The N100 billion fund established by the Stanbic IBTC Holding Plc, is to help close the infrastructure gap in Nigeria.
Dr. Demola Sogunle, Chief Executive Officer of the Stanbic IBTC Holding Plc, said this at a Hybrid event organised by the Rotary Club of Ikeja, District 9110 on Monday November 22 in Lagos. He spoke on the topic, “Solving Infrastructure Deficit in Nigeria.”
According to him, infrastructure deficit truly exists in Nigeria and begs for immediate solution. “So, in order for us not to complain, we saw the situation and decided to create value by introducing IBTC Infrastructure fund of N100 billion, and the important thing is that we have started disbursing already.”
“The plan is simple: we would provide project owners with long-term capital to fund their projects whilst investors enjoy competitive returns as well as achieve set investment goals.“
“The Fund would be released in tranches, starting with the first N20 billion tranche which is now open for subscription, providing an avenue for investors to gain exposure to critical infrastructure projects.“The tranche has a 12-year maximum duration,’’ he said.
Sogunle also said Nigeria, ranking 7th in terms of population, needed 1.5 trillion dollars over the period of 10 years to close infrastructure gap, which is a lot of money. He said that the budget that was put to infrastructure projects could not take Nigeria anywhere “The 4.89trillion capital expenditure, dedicated to infrastructure projects accounts for 30 percent of the proposed 2022 budget.
“The infrastructure stock, is about 30 percent of our GDP, our GDP is about 400 billion dollars plus; Nigeria infrastructure stock of 30 percent of GDP remains far below the 70 per cent international benchmark and it’s not going to take us anywhere. This is just for us to know the enormity of the issue,’’Sogunle said.
He noted that African countries like Egypt, Tunisia, South Africa, etc, were far ahead of Nigeria in terms of infrastructure development. He said that in the 2019 Global Competitiveness Index Report, Nigeria scored 48.33 points out of 100 and ranked 130th of 141 countries surveyed for the overall quality infrastructure.
Sogunle mentioned some challenges affecting infrastructure development in the country. These include, huge capital outlay versus Budget Constrains and Huge cost of financing, political and regulatory risk which is high, poor maintenance culture, low risk appetite by financial institutions and suboptimal record of past projects.
The bank CEO also said that the impact of $10bn infrastructure investment required on GDP growth rate was assumed at N3.6trillion (US$10billion) per year from 2019 to 2030 according to Nigerian Integrated Infrastructure Master plan (NIIMP).

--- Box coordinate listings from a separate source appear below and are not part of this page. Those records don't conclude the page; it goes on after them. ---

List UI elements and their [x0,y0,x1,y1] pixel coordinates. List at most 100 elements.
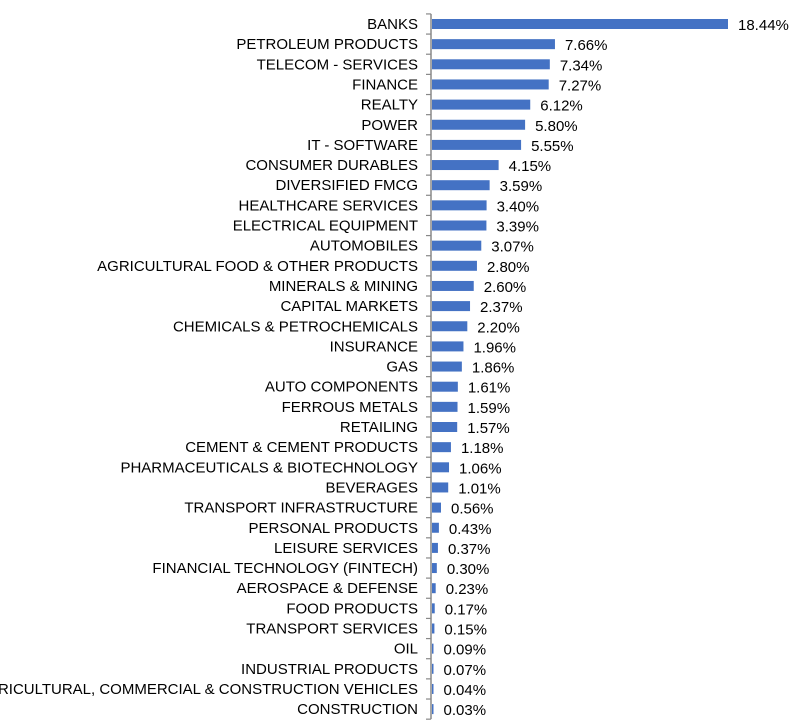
bar-4 [432,99,531,110]
category-label-15: CHEMICALS & PETROCHEMICALS [173,318,418,335]
category-label-8: DIVERSIFIED FMCG [275,177,418,194]
category-label-19: FERROUS METALS [282,399,418,416]
value-label-27: 0.30% [447,561,490,578]
value-label-30: 0.15% [444,622,487,639]
value-label-11: 3.07% [491,239,534,256]
value-label-13: 2.60% [484,279,527,296]
category-label-16: INSURANCE [330,338,418,355]
bar-8 [432,180,490,191]
value-label-18: 1.61% [468,380,511,397]
bar-21 [432,442,451,453]
category-label-25: PERSONAL PRODUCTS [249,520,418,537]
value-label-19: 1.59% [468,400,511,417]
bar-22 [432,462,450,473]
category-label-0: BANKS [367,16,418,33]
category-label-7: CONSUMER DURABLES [245,157,418,174]
bar-23 [432,482,449,493]
value-label-15: 2.20% [477,319,520,336]
category-label-4: REALTY [361,97,418,114]
bar-17 [432,361,462,372]
bars-group [432,19,728,715]
category-label-34: CONSTRUCTION [297,701,418,718]
bar-14 [432,301,471,312]
value-labels-group: 18.44% 7.66% 7.34% 7.27% 6.12% 5.80% 5.55% 4.15… [444,17,789,719]
bar-9 [432,200,487,211]
bar-33 [432,683,434,694]
bar-18 [432,381,458,392]
bar-2 [432,59,550,70]
category-label-24: TRANSPORT INFRASTRUCTURE [184,500,418,517]
value-label-1: 7.66% [565,37,608,54]
value-label-7: 4.15% [509,158,552,175]
bar-27 [432,563,437,574]
bar-0 [432,19,728,29]
category-label-10: ELECTRICAL EQUIPMENT [233,218,418,235]
bar-5 [432,119,526,130]
category-label-5: POWER [361,117,418,134]
value-label-17: 1.86% [472,360,515,377]
category-label-14: CAPITAL MARKETS [280,298,418,315]
value-label-23: 1.01% [458,480,501,497]
value-label-33: 0.04% [444,682,487,699]
bar-20 [432,422,458,432]
category-label-3: FINANCE [352,76,418,93]
bar-7 [432,160,499,171]
value-label-28: 0.23% [446,581,489,598]
bar-10 [432,220,487,231]
bar-19 [432,401,458,412]
category-label-31: OIL [394,641,418,658]
value-label-25: 0.43% [449,521,492,538]
bar-24 [432,502,441,513]
category-label-6: IT - SOFTWARE [307,137,418,154]
category-label-33: AGRICULTURAL, COMMERCIAL & CONSTRUCTION … [0,681,418,698]
value-label-26: 0.37% [448,541,491,558]
value-label-12: 2.80% [487,259,530,276]
bar-1 [432,39,555,50]
value-label-4: 6.12% [540,98,583,115]
bar-13 [432,280,474,291]
value-label-16: 1.96% [473,339,516,356]
value-label-6: 5.55% [531,138,574,155]
category-label-1: PETROLEUM PRODUCTS [236,36,418,53]
value-label-3: 7.27% [559,77,602,94]
category-label-9: HEALTHCARE SERVICES [239,197,419,214]
bar-32 [432,663,434,674]
category-label-11: AUTOMOBILES [310,238,418,255]
bar-28 [432,583,436,594]
value-label-8: 3.59% [500,178,543,195]
category-label-2: TELECOM - SERVICES [257,56,418,73]
value-label-32: 0.07% [444,662,487,679]
value-label-31: 0.09% [444,642,487,659]
bar-30 [432,623,435,634]
value-label-2: 7.34% [560,57,603,74]
category-labels-group: BANKS PETROLEUM PRODUCTS TELECOM - SERVICE… [0,16,418,718]
category-label-29: FOOD PRODUCTS [286,600,418,617]
value-label-22: 1.06% [459,460,502,477]
bar-16 [432,341,464,352]
category-label-22: PHARMACEUTICALS & BIOTECHNOLOGY [120,459,418,476]
bar-25 [432,522,439,533]
y-axis [426,13,432,720]
value-label-0: 18.44% [738,17,789,34]
category-label-28: AEROSPACE & DEFENSE [237,580,418,597]
value-label-29: 0.17% [445,601,488,618]
bar-11 [432,240,482,251]
category-label-26: LEISURE SERVICES [274,540,418,557]
bar-34 [432,704,434,715]
category-label-23: BEVERAGES [325,479,418,496]
value-label-5: 5.80% [535,118,578,135]
bar-3 [432,79,549,90]
category-label-12: AGRICULTURAL FOOD & OTHER PRODUCTS [97,258,418,275]
category-label-20: RETAILING [340,419,418,436]
value-label-34: 0.03% [444,702,487,719]
value-label-21: 1.18% [461,440,504,457]
value-label-14: 2.37% [480,299,523,316]
value-label-24: 0.56% [451,501,494,518]
category-label-13: MINERALS & MINING [269,278,418,295]
bar-31 [432,643,434,654]
bar-15 [432,321,468,332]
category-label-21: CEMENT & CEMENT PRODUCTS [185,439,418,456]
value-label-10: 3.39% [496,219,539,236]
bar-6 [432,139,522,150]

He said that the real GDP was expected to decline by 0.19 per cent in 2020 but rebound to 3.85 per cent by 2021 and 10.68 per cent by 2030, reflecting the impact of the implementation of the plan.
He stressed that if 10 percent of the proposed 10 billion dollars, ($1bn) is invested, this would still bode well for the economy and positively impact the GDP growth given the current level of infrastructure deficit.
Sogunle advocated a positive public-private sector collaboration to tackle infrastructure gap in the country, recommending unconventional financing methods e.g. Road infrastructure tax credit scheme, infrastructure funds etc.
He said there was the need for implementation of investment-friendly laws, Public-Private Partnership (PPP), procurement (Due process for bids).He also suggested increased participation of private investors in infrastructure investments and consistent sector policies.